Will Hale, CEO of Key, the UK’s largest Equity Release Advice Firm, said “Today’s figures from the Equity Release Council highlight a market that is stepping up to meet consumer wants and needs as we return to a post-pandemic society. Indeed, over 45,000 new and returning customers chose to use their housing equity to H1 2022 to support families, boost retirement income and repay debt.”

“At a time when the UK is facing a cost of living crisis unlike anything we have seen for many years, the fact that older homeowners can use what is often their most valuable asset to help them manage their finances in later life should be celebrated. The modern later life lending market is well-regulated and progressive offering a wide range of products with flexible features and valuable customer protections.”

“Our own Market Monitor highlighted that in the current rising interest rate environment, 40% of equity release customers used some or all of their funds to repay an outstanding mortgage.”

“With fixed interest rates for life and the ability to make both ad hoc capital as well as interest repayments, a lifetime mortgage can be an excellent option for an older borrower who is either unable to remortgage to a mainstream product or retirement interest-only mortgage due to affordability challenges or is facing a shortfall at the end of their interest-only mortgage term.”

“Looking to the future as the later life lending market grows, we need to continue to put customer needs at the heart of the development of products and advice propositions and consider how we raise awareness of all the options available to an ever-more diverse customer base.”

Dave Harris, CEO of more2life, said “What a difference two years can make! In Q2 2020, The Equity Release Council figures suggested that lending to new and existing customers was nudging £700 million and today, we are pleased to see that it has more than doubled in Q2 2022 to £1.6 billion.”
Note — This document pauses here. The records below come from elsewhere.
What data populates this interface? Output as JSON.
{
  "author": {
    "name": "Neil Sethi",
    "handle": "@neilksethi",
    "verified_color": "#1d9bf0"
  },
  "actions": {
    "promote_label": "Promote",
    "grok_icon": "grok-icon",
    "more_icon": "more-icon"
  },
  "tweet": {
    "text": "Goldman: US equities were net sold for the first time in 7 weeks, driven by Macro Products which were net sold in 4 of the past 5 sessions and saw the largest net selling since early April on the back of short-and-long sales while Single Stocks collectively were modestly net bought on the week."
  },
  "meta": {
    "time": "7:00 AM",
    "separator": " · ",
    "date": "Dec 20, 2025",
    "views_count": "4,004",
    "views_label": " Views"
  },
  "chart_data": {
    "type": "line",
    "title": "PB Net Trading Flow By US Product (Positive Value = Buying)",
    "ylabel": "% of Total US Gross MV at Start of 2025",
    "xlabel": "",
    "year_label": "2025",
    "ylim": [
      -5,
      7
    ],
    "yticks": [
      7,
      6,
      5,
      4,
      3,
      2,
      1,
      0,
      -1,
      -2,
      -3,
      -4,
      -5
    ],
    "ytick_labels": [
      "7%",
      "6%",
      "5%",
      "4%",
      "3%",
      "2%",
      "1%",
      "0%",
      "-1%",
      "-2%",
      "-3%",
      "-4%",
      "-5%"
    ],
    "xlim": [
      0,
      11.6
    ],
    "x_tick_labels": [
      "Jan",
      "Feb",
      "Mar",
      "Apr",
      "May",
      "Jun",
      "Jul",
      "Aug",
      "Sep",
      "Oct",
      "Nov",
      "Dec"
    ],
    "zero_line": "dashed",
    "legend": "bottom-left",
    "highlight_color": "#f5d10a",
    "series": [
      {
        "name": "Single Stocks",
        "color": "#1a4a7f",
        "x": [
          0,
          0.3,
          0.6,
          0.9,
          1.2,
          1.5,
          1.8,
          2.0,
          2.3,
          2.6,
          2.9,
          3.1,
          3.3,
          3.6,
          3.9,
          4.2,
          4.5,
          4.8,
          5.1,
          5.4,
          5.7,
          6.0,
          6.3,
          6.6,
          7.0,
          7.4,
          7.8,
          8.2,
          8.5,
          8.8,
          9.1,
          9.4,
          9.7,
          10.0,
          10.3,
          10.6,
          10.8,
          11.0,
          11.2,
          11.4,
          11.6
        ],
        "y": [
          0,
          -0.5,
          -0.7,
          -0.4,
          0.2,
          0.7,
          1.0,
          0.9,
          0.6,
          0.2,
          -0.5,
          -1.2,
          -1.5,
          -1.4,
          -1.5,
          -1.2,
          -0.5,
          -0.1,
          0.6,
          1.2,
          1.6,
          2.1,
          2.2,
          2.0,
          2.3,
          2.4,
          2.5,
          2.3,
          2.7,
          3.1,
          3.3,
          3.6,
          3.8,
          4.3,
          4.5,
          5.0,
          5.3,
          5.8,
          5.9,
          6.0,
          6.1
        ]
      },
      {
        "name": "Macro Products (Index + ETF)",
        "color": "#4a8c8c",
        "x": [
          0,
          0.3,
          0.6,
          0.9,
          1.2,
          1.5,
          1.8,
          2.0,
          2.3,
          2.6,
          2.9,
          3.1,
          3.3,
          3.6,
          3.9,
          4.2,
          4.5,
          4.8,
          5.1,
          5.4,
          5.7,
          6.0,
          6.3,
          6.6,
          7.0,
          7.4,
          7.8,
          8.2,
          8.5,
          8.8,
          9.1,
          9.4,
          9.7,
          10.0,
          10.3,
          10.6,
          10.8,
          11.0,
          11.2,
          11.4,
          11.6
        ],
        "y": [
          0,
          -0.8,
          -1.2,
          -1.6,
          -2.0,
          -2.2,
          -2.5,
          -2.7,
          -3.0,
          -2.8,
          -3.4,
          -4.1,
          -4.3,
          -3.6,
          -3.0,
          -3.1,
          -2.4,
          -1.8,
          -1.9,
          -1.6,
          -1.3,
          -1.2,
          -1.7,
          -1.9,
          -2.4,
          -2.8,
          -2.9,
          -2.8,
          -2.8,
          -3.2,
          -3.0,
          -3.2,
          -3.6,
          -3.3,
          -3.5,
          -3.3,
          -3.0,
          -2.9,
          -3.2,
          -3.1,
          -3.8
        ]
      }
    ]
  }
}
“While there is no doubt this is driven by increasing numbers of customers who are taking the proactive choice to include their largest single asset in their later life planning, advisers and the wider later life lending community has certainly played a role. Speaking to networks, platforms and IFA firms, there is real interest in the role that property can play in helping people to enjoy a better standard of living in retirement.”

“There is much for the industry still to do and we need to continue to focus on how we can best meet customers needs but the Q2 figures suggest that we are on the right track.”

Alice Watson, Head of Marketing, Insurance at Canada Life said “Today’s analysis from the Equity Release Council paints a clear picture of how equity release is playing a valuable role across a huge swathe of society. The current cost of living pressures is driving many people to take stock of where their wealth lies and for many people their property is a largely untapped resource.”

“It is interesting to see the rising popularity of lump-sum products, leapfrogging drawdown to become the most popular option among new customers. This could be the result of people looking to clear their existing mortgage at a time of maturity, or seeking to support a loved one’s deposit for their first home. All this further highlights the real-world applications of equity release and how property wealth can be used flexibly and effectively.”